La décision de partir en pèlerinage pour des personnes âgées et malades, souvent enfermées – pour ne pas dire exclues – dans un quotidien désocialisant, reste un défi. Mais le voyage à Lourdes apparaît – du seul point de vue social – comme l’antidote au livre accusateur de Jérôme Pelissier La nuit tous les vieux sont gris, publié au lendemain de la canicule 2003 avec comme sous-titre « La société contre la vieillesse ». L’auteur dénonçait en substance ce qu’on pourrait nommer l’euthanasie sociale de nos vieillards : confinés dans des ghettos réservés, bannis du bouillonnement de l’innovation, privés de la compréhension d’un monde qui évolue à la vitesse de la lumière. Triste tableau dans lequel beaucoup finissent par envisager avec angoisse leur propre vieillesse.

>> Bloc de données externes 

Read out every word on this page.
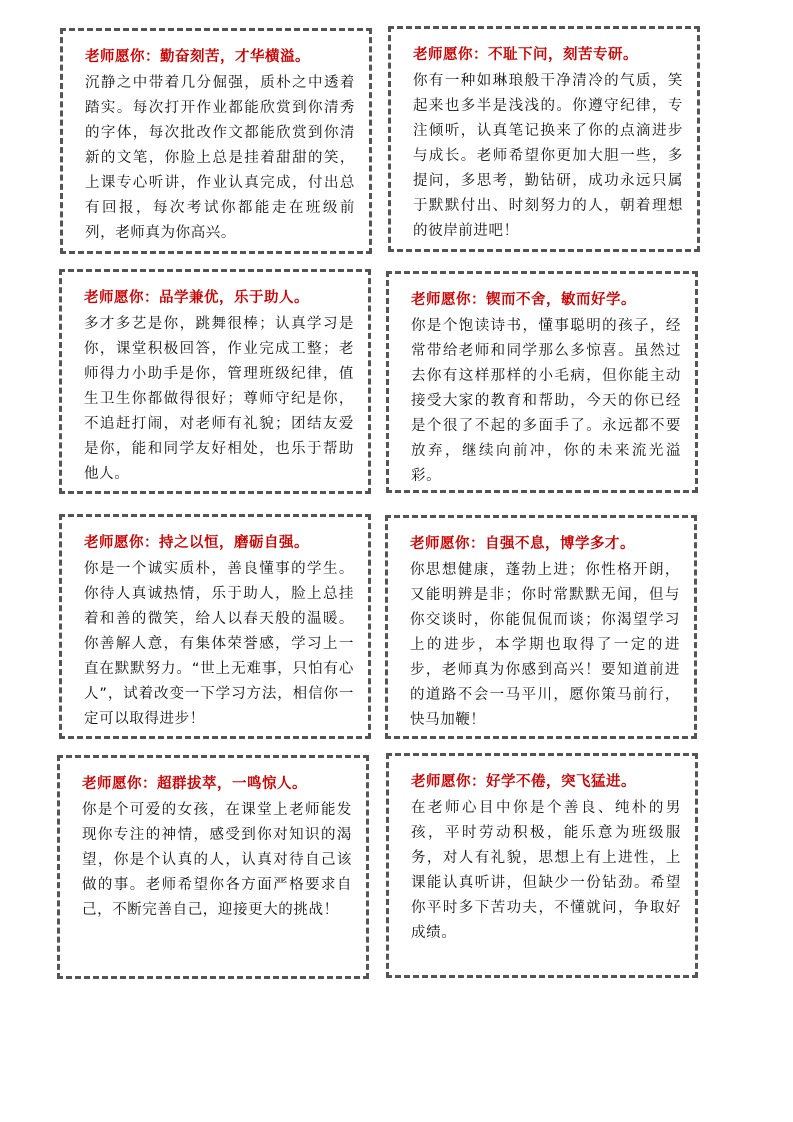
老师愿你：勤奋刻苦，才华横溢。

沉静之中带着几分倔强，质朴之中透着踏实。每次打开作业都能欣赏到你清秀的字体，每次批改作文都能欣赏到你清新的文笔，你脸上总是挂着甜甜的笑，上课专心听讲，作业认真完成，付出总有回报，每次考试你都能走在班级前列，老师真为你高兴。

老师愿你：不耻下问，刻苦专研。

你有一种如琳琅般干净清冷的气质，笑起来也多半是浅浅的。你遵守纪律，专注倾听，认真笔记换来了你的点滴进步与成长。老师希望你更加大胆一些，多提问，多思考，勤钻研，成功永远只属于默默付出、时刻努力的人，朝着理想的彼岸前进吧！

老师愿你：品学兼优，乐于助人。

多才多艺是你，跳舞很棒；认真学习是你，课堂积极回答，作业完成工整；老师得力小助手是你，管理班级纪律，值生卫生你都做得很好；尊师守纪是你，不追赶打闹，对老师有礼貌；团结友爱是你，能和同学友好相处，也乐于帮助他人。

老师愿你：锲而不舍，敏而好学。

你是个饱读诗书，懂事聪明的孩子，经常带给老师和同学那么多惊喜。虽然过去你有这样那样的小毛病，但你能主动接受大家的教育和帮助，今天的你已经是个很了不起的多面手了。永远都不要放弃，继续向前冲，你的未来流光溢彩。

老师愿你：持之以恒，磨砺自强。

你是一个诚实质朴，善良懂事的学生。你待人真诚热情，乐于助人，脸上总挂着和善的微笑，给人以春天般的温暖。你善解人意，有集体荣誉感，学习上一直在默默努力。“世上无难事，只怕有心人”，试着改变一下学习方法，相信你一定可以取得进步！

老师愿你：自强不息，博学多才。

你思想健康，蓬勃上进；你性格开朗，又能明辨是非；你时常默默无闻，但与你交谈时，你能侃侃而谈；你渴望学习上的进步，本学期也取得了一定的进步，老师真为你感到高兴！要知道前进的道路不会一马平川，愿你策马前行，快马加鞭！

老师愿你：超群拔萃，一鸣惊人。

你是个可爱的女孩，在课堂上老师能发现你专注的神情，感受到你对知识的渴望，你是个认真的人，认真对待自己该做的事。老师希望你各方面严格要求自己，不断完善自己，迎接更大的挑战！

老师愿你：好学不倦，突飞猛进。

在老师心目中你是个善良、纯朴的男孩，平时劳动积极，能乐意为班级服务，对人有礼貌，思想上有上进性，上课能认真听讲，但缺少一份钻劲。希望你平时多下苦功夫，不懂就问，争取好成绩。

Mais Lourdes n’en finit pas d’être cette machine à redonner vie. à Lourdes, explique le docteur Régnier-Vigouroux, « on saisit la capacité des personnes âgées de se renouveler » quand le contexte le leur permet. Non pas d’abord par les exceptionnels miracles physiques, que validera le bureau médical du sanctuaire, mais surtout par les multiples miracles affectifs dont toutes les générations sont bénéfi­ciaires. Combien de jeunes gens ont découvert, pendant les quelques jours d’un pèlerinage, qu’il était finalement facile de faire plaisir à des personnes âgées ? Elles n’aspiraient à rien d’autres qu’à entrer en relation. Paul Régnier-Vigouroux en a vu beaucoup se passionner avec surprise pour les conversations intergénérationnelles. L’expérience de vies qu’on croyait sans intérêt se révèle universelle. C’est la sagesse de l’âge. « Beaucoup d’hospitaliers arrivent avec une peur bien compréhensible devant la maladie, la souffrance, la vieillesse ou le handicap. à Lourdes, plutôt que de les éviter, ils les regardent en face ». Et ils se découvrent capables de les éclairer d’un seul regard.

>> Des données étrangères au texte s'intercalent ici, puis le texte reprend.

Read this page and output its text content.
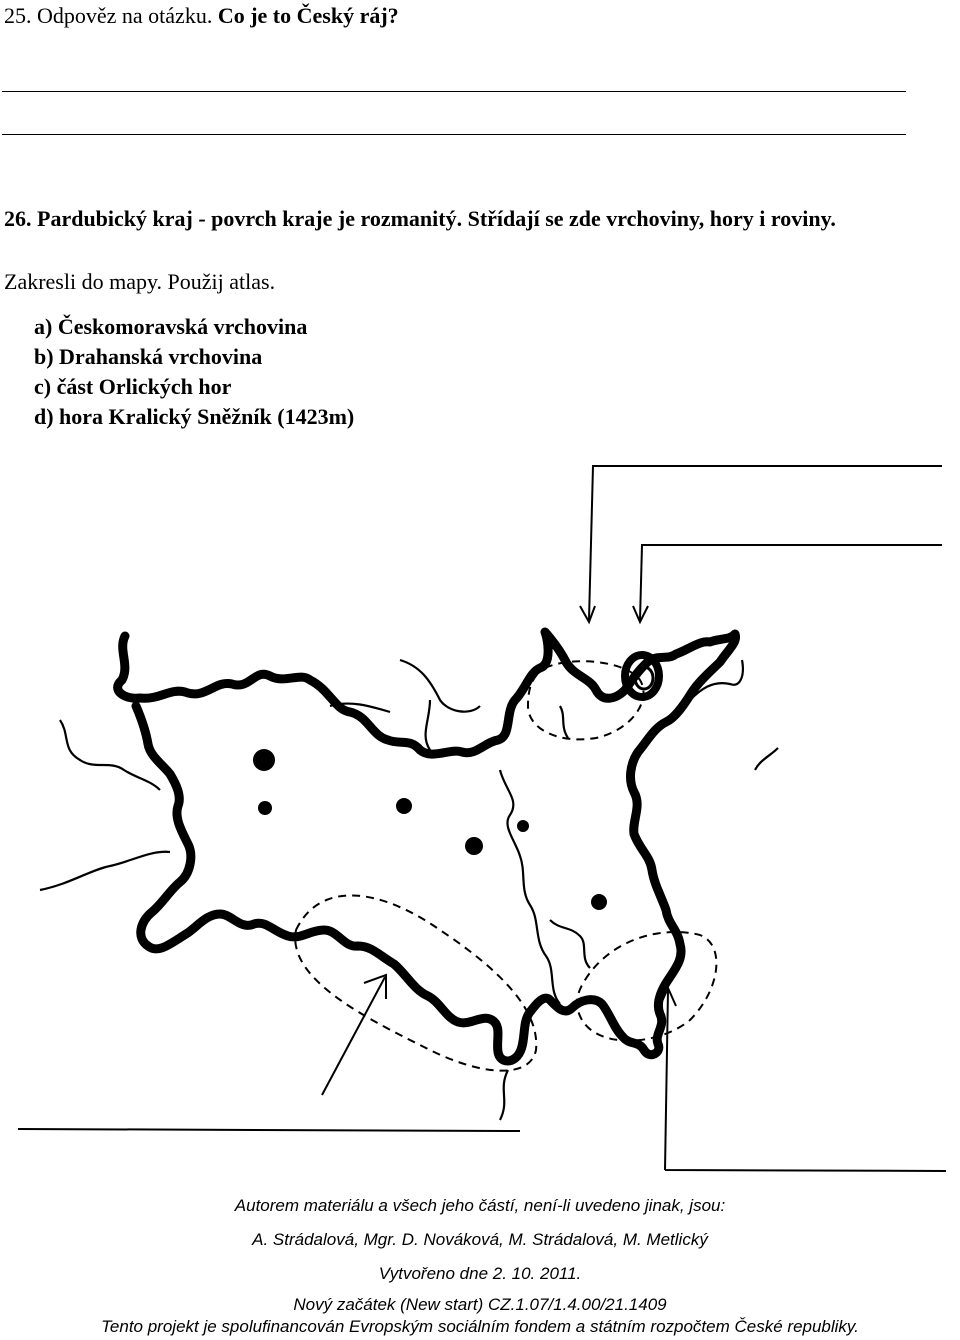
25. Odpověz na otázku. Co je to Český ráj?
26. Pardubický kraj - povrch kraje je rozmanitý. Střídají se zde vrchoviny, hory i roviny.
Zakresli do mapy. Použij atlas.
a) Českomoravská vrchovina
b) Drahanská vrchovina
c) část Orlických hor
d) hora Kralický Sněžník (1423m)
Autorem materiálu a všech jeho částí, není-li uvedeno jinak, jsou:
A. Strádalová, Mgr. D. Nováková, M. Strádalová, M. Metlický
Vytvořeno dne 2. 10. 2011.
Nový začátek (New start) CZ.1.07/1.4.00/21.1409
Tento projekt je spolufinancován Evropským sociálním fondem a státním rozpočtem České republiky.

Avec la rénovation des accueils, c’est l’ensemble du sanctuaire qui s’est adapté ces dernières années aux personnes âgées dépendantes. Car elles viennent de plus en plus nombreuses y chercher consolation. Beaucoup trouvent-là de quoi donner un sens à leur souffrance. Et ceux qui les servent sont fréquemment émerveillés. Ils redécouvrent la valeur d’un temps lentement partagé. Dans une société dont les plus jeunes membres ont fini par imaginer que les plus vieux étaient inu­tiles et où ces derniers, abandonnés, ont également fini par douter de la pertinence de leur vie, Lourdes est une ville où renaît le désir. « Ouverture du cœur, attente de la rencontre, joie de donner et de recevoir », résume le médecin qui té­moigne à son tour du ressourcement personnel que lui donne « ce surplus de temps » dans son service d’hospitalier : une aide pour mieux exercer son métier tout le reste de l’année. Quand la personne la plus vulnérable est au centre de la communauté, il voit les hiérarchies – professionnelles ou sociales – s’effacer devant la contemplation du mystère de la personne fragile.